Spotify said Monday it plans to cut 6% of its workforce and take up to $50 million in related charges. Adding to massive layoffs in the tech sector to prepare for a possible recession.
The tech industry is facing a. Slowdown in demand after two years of pandemic-driven growth during which it hired . It has shed thousands of jobs at companies ranging from Meta to Microsoft.
“Over the past few months we’ve made considerable efforts to cut costs, but it wasn’t enough. Chief Executive Daniel Eck announced in a blog post about 600 job cuts. Spotify
“I was very ambitious in investing ahead of our revenue growth,” he added, echoing a sentiment echoed by . Other tech executives in recent months.
Spotify’s operating expenses grew at twice. The pace of its revenue last year as the audio-streaming. Company poured money into its podcast business. Which is more attractive to advertisers due to higher engagement levels.
At the same time, businesses have scaled back ad spending on the platform, mirroring a trend seen at . Meta and Google parent Alphabet. As fast interest rate hikes and the Russia-Ukraine war put pressure on the economy. Spotify
The company, whose shares rose more . Than 3% in premarket trading, is now restructuring itself to cut costs. And adjust to a deteriorating economic picture.

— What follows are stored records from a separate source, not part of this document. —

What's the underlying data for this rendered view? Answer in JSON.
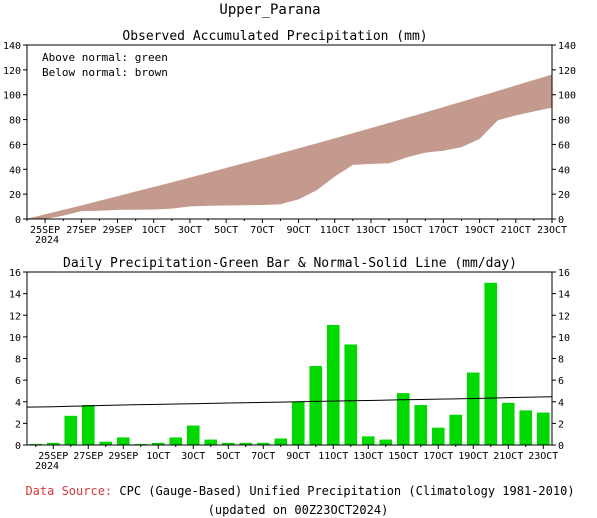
{
  "page_title": "Upper_Parana",
  "footer": {
    "source_label": "Data Source:",
    "source_text": "CPC (Gauge-Based) Unified Precipitation (Climatology 1981-2010)",
    "updated": "(updated on 00Z23OCT2024)",
    "source_label_color": "#d43a3a"
  },
  "chart_data": [
    {
      "type": "area",
      "title": "Observed Accumulated Precipitation (mm)",
      "legend_lines": [
        "Above normal: green",
        "Below normal: brown"
      ],
      "colors": {
        "above": "#00d000",
        "below": "#c49a8e"
      },
      "ylim": [
        0,
        140
      ],
      "yticks": [
        0,
        20,
        40,
        60,
        80,
        100,
        120,
        140
      ],
      "x": [
        "24SEP",
        "25SEP",
        "26SEP",
        "27SEP",
        "28SEP",
        "29SEP",
        "30SEP",
        "1OCT",
        "2OCT",
        "3OCT",
        "4OCT",
        "5OCT",
        "6OCT",
        "7OCT",
        "8OCT",
        "9OCT",
        "10OCT",
        "11OCT",
        "12OCT",
        "13OCT",
        "14OCT",
        "15OCT",
        "16OCT",
        "17OCT",
        "18OCT",
        "19OCT",
        "20OCT",
        "21OCT",
        "22OCT",
        "23OCT"
      ],
      "xtick_labels": [
        "25SEP",
        "27SEP",
        "29SEP",
        "1OCT",
        "3OCT",
        "5OCT",
        "7OCT",
        "9OCT",
        "11OCT",
        "13OCT",
        "15OCT",
        "17OCT",
        "19OCT",
        "21OCT",
        "23OCT"
      ],
      "year_label": "2024",
      "series": [
        {
          "name": "Observed",
          "values": [
            0,
            0.2,
            2.9,
            6.6,
            6.9,
            7.6,
            7.7,
            7.9,
            8.6,
            10.4,
            10.9,
            11.1,
            11.3,
            11.5,
            12.1,
            16.1,
            23.4,
            34.5,
            43.8,
            44.6,
            45.1,
            49.9,
            53.6,
            55.2,
            58.0,
            64.7,
            79.7,
            83.6,
            86.8,
            89.8
          ]
        },
        {
          "name": "Normal",
          "values": [
            0,
            3.5,
            7.1,
            10.7,
            14.4,
            18.1,
            21.8,
            25.5,
            29.3,
            33.1,
            36.9,
            40.8,
            44.7,
            48.6,
            52.6,
            56.6,
            60.6,
            64.7,
            68.8,
            72.9,
            77.1,
            81.3,
            85.5,
            89.8,
            94.1,
            98.4,
            102.8,
            107.2,
            111.6,
            116.0
          ]
        }
      ]
    },
    {
      "type": "bar",
      "title": "Daily Precipitation-Green Bar & Normal-Solid Line (mm/day)",
      "colors": {
        "bar": "#00d800",
        "line": "#000000"
      },
      "ylim": [
        0,
        16
      ],
      "yticks": [
        0,
        2,
        4,
        6,
        8,
        10,
        12,
        14,
        16
      ],
      "categories": [
        "24SEP",
        "25SEP",
        "26SEP",
        "27SEP",
        "28SEP",
        "29SEP",
        "30SEP",
        "1OCT",
        "2OCT",
        "3OCT",
        "4OCT",
        "5OCT",
        "6OCT",
        "7OCT",
        "8OCT",
        "9OCT",
        "10OCT",
        "11OCT",
        "12OCT",
        "13OCT",
        "14OCT",
        "15OCT",
        "16OCT",
        "17OCT",
        "18OCT",
        "19OCT",
        "20OCT",
        "21OCT",
        "22OCT",
        "23OCT"
      ],
      "xtick_labels": [
        "25SEP",
        "27SEP",
        "29SEP",
        "1OCT",
        "3OCT",
        "5OCT",
        "7OCT",
        "9OCT",
        "11OCT",
        "13OCT",
        "15OCT",
        "17OCT",
        "19OCT",
        "21OCT",
        "23OCT"
      ],
      "year_label": "2024",
      "series": [
        {
          "name": "Daily",
          "values": [
            0.1,
            0.2,
            2.7,
            3.7,
            0.3,
            0.7,
            0.1,
            0.2,
            0.7,
            1.8,
            0.5,
            0.2,
            0.2,
            0.2,
            0.6,
            4.0,
            7.3,
            11.1,
            9.3,
            0.8,
            0.5,
            4.8,
            3.7,
            1.6,
            2.8,
            6.7,
            15.0,
            3.9,
            3.2,
            3.0
          ]
        },
        {
          "name": "Normal",
          "values": [
            3.5,
            3.54,
            3.58,
            3.62,
            3.66,
            3.7,
            3.73,
            3.76,
            3.79,
            3.82,
            3.85,
            3.88,
            3.91,
            3.94,
            3.97,
            4.0,
            4.03,
            4.06,
            4.09,
            4.12,
            4.15,
            4.18,
            4.21,
            4.24,
            4.27,
            4.3,
            4.34,
            4.38,
            4.42,
            4.46
          ]
        }
      ]
    }
  ]
}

It said Don Ostroff, head of content and advertising, is leaving after more than four years at the company. Ostroff helped shape Spotify podcast business and . Steered it through the backlash surrounding Joe . Rogan’s show accused of spreading misinformation about Covid-19.
The company said it is hiring freemium business head . Alex Norström and research and development boss Gustav Söderström as vice presidents.
Spotify had about 9,800 full-time employees as of September 30.
Correction (January 23, 2023, 9:15 p.m. ET): A previous version of this article misspelled the last name of Spotify’s CEO. He is Daniel Eck, not Elk.